ISAITB / shacl-validator

Web and command-line application for the validation of RDF data.
https://joinup.ec.europa.eu/collection/interoperability-test-bed-repository/solution/rdf-validator
European Union Public License 1.2
15 stars 1 forks source link

[feature request] Validator does not implement content negotiation #12

Closed Markus92 closed 3 weeks ago

Markus92 commented 1 month ago

When validating SHACL with input URI, it seems the content negotiation does not work. Based on some Wireshark sniffing, it seems that every HTTP(S) request gets the following header:

Accept: text/html, image/gif, image/jpeg, *; q=.2, */*; q=.2

Our metadata server thus thinks this is a browser and will return a regular HTML page, instead of machine readable metadata.

Desired behavior would be to have this header to be for example Accept: text/turtle when specifying for the Turtle syntax or Accept: application/ld+json for JSON/LD. Even better would of course for all supported syntax types to be specified when leaving the default on "Based on file extension", and the validator parsing the Content-Type header.

costas80 commented 1 month ago

You're right @Markus92. When specifying a remote URI the validator doesn't currently leverage the Accept header (in the request) nor the Content-Type header of the response (from the remote server). Your proposal would be a nice improvement whereby (recapping as you suggested):

Besides applying this for the content to validate we can extend the logic also to user-provided SHACL shapes (if a given validator instance supports them).

We'll work on this update asap. It might take a bit longer than usual due to the summer holidays but I'll ping you here as soon as the update is published.

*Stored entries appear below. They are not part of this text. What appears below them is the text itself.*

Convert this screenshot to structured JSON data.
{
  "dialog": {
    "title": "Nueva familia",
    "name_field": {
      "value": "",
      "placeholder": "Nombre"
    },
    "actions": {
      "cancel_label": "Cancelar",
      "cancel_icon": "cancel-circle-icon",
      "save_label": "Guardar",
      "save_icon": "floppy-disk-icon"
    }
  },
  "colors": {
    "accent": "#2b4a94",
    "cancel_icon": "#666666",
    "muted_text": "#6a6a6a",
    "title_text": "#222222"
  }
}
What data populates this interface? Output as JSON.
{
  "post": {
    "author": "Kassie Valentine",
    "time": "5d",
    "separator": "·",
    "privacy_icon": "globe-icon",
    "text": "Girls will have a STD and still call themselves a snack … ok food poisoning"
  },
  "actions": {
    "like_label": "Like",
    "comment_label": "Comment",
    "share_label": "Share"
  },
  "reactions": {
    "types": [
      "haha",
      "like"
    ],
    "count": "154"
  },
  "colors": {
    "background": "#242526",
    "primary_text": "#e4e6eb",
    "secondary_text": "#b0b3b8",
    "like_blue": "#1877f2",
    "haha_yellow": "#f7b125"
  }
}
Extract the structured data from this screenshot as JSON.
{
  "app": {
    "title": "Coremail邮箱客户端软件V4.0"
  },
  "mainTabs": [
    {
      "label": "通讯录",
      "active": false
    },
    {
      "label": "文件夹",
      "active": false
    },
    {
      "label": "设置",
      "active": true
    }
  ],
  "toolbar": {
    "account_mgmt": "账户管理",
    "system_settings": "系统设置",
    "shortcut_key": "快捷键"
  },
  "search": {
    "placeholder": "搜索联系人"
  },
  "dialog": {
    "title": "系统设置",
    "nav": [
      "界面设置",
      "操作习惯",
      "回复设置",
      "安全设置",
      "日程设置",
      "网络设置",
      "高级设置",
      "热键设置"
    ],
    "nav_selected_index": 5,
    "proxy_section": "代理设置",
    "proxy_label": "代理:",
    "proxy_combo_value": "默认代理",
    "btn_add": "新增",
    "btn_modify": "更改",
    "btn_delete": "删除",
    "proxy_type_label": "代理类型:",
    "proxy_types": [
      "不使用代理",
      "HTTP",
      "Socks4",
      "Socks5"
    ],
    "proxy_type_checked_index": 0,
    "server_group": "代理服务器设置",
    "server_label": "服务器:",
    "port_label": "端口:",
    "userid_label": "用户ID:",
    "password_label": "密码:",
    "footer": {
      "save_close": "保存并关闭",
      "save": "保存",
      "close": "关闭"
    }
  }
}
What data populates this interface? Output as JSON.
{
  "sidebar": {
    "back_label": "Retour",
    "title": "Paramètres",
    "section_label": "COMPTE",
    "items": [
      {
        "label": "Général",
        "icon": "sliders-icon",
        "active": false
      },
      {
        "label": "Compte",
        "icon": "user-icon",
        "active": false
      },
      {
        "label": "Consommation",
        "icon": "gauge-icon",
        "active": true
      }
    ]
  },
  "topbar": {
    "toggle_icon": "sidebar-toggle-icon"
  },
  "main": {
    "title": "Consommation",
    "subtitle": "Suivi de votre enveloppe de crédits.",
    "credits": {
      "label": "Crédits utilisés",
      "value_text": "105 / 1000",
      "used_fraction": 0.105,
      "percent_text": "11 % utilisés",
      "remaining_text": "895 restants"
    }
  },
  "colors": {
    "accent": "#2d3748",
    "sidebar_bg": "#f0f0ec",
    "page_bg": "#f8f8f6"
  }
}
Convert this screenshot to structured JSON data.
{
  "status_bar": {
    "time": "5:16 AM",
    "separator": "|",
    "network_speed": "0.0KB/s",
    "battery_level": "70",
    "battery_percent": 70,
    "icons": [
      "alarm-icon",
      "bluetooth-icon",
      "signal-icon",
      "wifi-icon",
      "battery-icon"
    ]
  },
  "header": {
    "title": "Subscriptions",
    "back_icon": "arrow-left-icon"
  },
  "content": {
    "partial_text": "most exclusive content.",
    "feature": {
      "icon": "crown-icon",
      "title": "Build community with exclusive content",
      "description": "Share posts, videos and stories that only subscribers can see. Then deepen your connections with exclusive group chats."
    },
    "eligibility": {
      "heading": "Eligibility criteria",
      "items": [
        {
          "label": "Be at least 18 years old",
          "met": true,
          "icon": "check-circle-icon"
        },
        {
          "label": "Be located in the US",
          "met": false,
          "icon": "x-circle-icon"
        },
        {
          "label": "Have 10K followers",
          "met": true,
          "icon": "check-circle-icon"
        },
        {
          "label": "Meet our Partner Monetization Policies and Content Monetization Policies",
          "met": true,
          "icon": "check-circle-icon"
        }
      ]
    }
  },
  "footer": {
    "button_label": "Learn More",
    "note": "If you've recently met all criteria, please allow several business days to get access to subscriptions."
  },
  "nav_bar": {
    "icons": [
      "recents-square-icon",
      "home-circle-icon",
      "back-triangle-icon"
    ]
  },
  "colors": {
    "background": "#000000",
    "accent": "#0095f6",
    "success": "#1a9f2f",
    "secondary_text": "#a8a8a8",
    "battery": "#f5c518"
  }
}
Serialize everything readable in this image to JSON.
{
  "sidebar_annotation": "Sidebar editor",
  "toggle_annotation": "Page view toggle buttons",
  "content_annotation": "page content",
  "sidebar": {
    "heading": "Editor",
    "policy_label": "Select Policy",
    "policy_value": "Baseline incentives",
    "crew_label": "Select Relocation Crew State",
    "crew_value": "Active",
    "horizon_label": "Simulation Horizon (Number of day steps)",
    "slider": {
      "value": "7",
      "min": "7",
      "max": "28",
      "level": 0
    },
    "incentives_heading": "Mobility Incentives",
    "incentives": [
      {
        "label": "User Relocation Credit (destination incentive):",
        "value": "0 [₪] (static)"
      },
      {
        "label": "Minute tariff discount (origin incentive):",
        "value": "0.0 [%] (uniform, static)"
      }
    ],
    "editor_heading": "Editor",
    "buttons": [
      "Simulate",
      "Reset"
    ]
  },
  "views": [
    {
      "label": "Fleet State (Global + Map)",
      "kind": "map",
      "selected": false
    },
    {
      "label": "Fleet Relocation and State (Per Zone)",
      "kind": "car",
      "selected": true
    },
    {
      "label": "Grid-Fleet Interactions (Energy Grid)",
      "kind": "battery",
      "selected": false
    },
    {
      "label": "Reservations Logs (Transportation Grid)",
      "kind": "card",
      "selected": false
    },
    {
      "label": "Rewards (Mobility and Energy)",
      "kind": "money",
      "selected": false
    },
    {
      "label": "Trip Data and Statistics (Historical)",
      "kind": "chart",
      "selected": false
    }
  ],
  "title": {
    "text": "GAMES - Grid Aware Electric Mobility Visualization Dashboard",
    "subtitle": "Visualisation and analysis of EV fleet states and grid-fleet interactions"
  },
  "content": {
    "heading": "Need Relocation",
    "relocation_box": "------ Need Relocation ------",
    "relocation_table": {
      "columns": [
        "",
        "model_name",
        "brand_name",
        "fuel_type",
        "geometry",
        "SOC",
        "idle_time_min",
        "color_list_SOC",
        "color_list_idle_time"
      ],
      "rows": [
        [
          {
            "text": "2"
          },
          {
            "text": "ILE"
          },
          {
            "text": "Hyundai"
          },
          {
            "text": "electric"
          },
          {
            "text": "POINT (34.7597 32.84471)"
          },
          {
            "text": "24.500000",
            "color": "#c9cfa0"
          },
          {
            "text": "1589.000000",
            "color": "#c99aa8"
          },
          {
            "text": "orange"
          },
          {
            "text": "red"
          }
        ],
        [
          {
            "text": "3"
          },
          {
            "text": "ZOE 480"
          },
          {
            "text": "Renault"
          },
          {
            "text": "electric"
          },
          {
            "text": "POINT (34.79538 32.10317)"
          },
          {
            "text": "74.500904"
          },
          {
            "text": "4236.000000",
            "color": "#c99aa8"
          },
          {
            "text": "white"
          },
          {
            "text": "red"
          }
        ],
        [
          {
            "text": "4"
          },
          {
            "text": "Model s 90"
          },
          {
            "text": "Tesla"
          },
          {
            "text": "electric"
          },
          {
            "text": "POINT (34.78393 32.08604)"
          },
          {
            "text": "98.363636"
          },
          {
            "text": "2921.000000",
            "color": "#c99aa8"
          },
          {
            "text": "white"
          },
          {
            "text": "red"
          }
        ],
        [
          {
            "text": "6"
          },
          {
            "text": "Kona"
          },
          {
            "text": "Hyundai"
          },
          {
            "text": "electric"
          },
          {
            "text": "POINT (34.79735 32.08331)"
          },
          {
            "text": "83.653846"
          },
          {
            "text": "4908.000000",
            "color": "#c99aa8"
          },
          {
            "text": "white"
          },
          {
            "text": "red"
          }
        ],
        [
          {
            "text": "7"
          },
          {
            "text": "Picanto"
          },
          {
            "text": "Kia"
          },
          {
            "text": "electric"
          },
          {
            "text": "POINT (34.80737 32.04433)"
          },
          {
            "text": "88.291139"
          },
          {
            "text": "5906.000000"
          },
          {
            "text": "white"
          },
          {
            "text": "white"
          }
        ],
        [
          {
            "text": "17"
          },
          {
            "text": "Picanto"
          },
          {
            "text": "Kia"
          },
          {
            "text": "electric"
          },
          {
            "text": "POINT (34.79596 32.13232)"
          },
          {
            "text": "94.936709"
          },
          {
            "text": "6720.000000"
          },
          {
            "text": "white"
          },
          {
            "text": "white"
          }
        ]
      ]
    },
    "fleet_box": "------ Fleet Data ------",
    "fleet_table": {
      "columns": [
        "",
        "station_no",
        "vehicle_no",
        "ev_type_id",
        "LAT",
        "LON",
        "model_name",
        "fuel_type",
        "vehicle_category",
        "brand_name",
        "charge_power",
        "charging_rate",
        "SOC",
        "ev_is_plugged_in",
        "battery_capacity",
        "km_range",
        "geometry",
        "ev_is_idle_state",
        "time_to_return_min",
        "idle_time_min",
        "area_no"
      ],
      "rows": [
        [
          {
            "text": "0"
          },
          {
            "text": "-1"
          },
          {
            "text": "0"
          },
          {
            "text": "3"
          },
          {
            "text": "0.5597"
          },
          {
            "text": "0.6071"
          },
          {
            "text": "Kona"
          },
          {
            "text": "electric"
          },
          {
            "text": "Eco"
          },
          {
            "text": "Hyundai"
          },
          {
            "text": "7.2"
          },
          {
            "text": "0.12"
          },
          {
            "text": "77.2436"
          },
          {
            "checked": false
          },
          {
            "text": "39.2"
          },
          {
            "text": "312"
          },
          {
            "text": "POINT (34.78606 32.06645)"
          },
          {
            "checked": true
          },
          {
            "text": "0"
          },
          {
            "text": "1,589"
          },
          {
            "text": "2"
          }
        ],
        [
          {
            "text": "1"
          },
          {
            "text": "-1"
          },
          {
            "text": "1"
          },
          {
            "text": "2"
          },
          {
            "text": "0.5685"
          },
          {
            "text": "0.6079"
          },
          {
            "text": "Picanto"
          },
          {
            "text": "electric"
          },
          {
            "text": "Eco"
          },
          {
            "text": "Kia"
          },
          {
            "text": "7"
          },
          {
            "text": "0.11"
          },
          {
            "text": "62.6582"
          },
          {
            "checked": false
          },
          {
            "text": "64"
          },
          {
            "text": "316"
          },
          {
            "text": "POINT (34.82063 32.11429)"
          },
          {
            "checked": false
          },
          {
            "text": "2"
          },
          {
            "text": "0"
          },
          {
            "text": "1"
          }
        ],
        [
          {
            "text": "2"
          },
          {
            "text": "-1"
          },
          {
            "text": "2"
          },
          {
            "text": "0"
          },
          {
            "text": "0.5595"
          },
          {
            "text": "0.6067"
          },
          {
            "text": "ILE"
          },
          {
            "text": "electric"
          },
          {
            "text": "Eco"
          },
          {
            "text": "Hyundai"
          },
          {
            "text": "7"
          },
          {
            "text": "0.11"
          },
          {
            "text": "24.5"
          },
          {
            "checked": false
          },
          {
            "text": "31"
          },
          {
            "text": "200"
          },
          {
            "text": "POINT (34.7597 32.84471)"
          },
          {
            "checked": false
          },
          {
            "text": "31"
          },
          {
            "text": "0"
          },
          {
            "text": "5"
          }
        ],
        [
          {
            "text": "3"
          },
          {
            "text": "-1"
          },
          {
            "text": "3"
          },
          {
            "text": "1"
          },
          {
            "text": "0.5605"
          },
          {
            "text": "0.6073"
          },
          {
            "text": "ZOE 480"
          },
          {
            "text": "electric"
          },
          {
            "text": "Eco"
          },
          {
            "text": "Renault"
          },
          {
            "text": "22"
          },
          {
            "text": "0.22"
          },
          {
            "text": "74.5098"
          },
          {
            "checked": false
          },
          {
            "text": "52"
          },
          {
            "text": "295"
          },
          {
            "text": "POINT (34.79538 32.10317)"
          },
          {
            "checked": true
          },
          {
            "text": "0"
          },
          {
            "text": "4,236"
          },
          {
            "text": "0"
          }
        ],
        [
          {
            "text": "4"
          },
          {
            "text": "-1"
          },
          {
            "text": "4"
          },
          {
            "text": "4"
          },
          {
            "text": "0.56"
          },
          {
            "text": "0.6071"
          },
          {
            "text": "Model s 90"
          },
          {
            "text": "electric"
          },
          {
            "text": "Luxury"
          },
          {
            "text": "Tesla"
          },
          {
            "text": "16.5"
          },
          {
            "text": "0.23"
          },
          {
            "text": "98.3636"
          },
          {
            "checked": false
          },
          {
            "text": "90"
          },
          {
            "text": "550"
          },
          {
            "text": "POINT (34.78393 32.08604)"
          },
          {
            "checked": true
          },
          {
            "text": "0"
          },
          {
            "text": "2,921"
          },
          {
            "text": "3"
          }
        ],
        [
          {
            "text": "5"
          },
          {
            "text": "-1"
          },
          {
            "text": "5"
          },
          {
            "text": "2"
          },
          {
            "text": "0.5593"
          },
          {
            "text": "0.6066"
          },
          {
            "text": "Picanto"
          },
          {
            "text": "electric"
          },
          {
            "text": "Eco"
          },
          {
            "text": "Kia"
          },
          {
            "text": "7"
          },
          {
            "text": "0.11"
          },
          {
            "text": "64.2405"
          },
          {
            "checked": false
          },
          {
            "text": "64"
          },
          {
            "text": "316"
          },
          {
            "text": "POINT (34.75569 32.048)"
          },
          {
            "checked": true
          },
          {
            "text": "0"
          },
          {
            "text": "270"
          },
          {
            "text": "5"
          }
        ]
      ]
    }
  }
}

costas80 commented 3 weeks ago

Hi @Markus92. The validator (latest docker image and managed service) is now updated to correctly perform content negotiation as summarised earlier. In brief, the Accept header is set with the selected content type, or if one is not selected, to all supported RDF content types. The content type of the retrieved content is then determined from the response's Content-Type header (if present). The fix applies both to the content to validate as well as user-provided shapes (if applicable).

Once you've had the chance to check on your end, would you please confirm so that we close this issue? Thanks!

Markus92 commented 3 weeks ago

Hi @costas80 , I checked the latest version on a few endpoints that I know do support content negotation or content types and it works flawlessly!

Endpoints I tested: orcid: https://orcid.org/0000-0002-0604-1204 (seems to negotiate turtle) FAIR Data point: https://fdp.healthdata.nl (supports turtle, json/ld and xml. Judging by the validated content output, it grabs the XML, which I guess is the first type in the list). Molgenis EMX2: https://emx2.dev.molgenis.org/api/fdp (doesn't negotiate, but makes clear its output is text/turtle).

Thanks a lot for picking this up, it's a nice QOL upgrade for our users.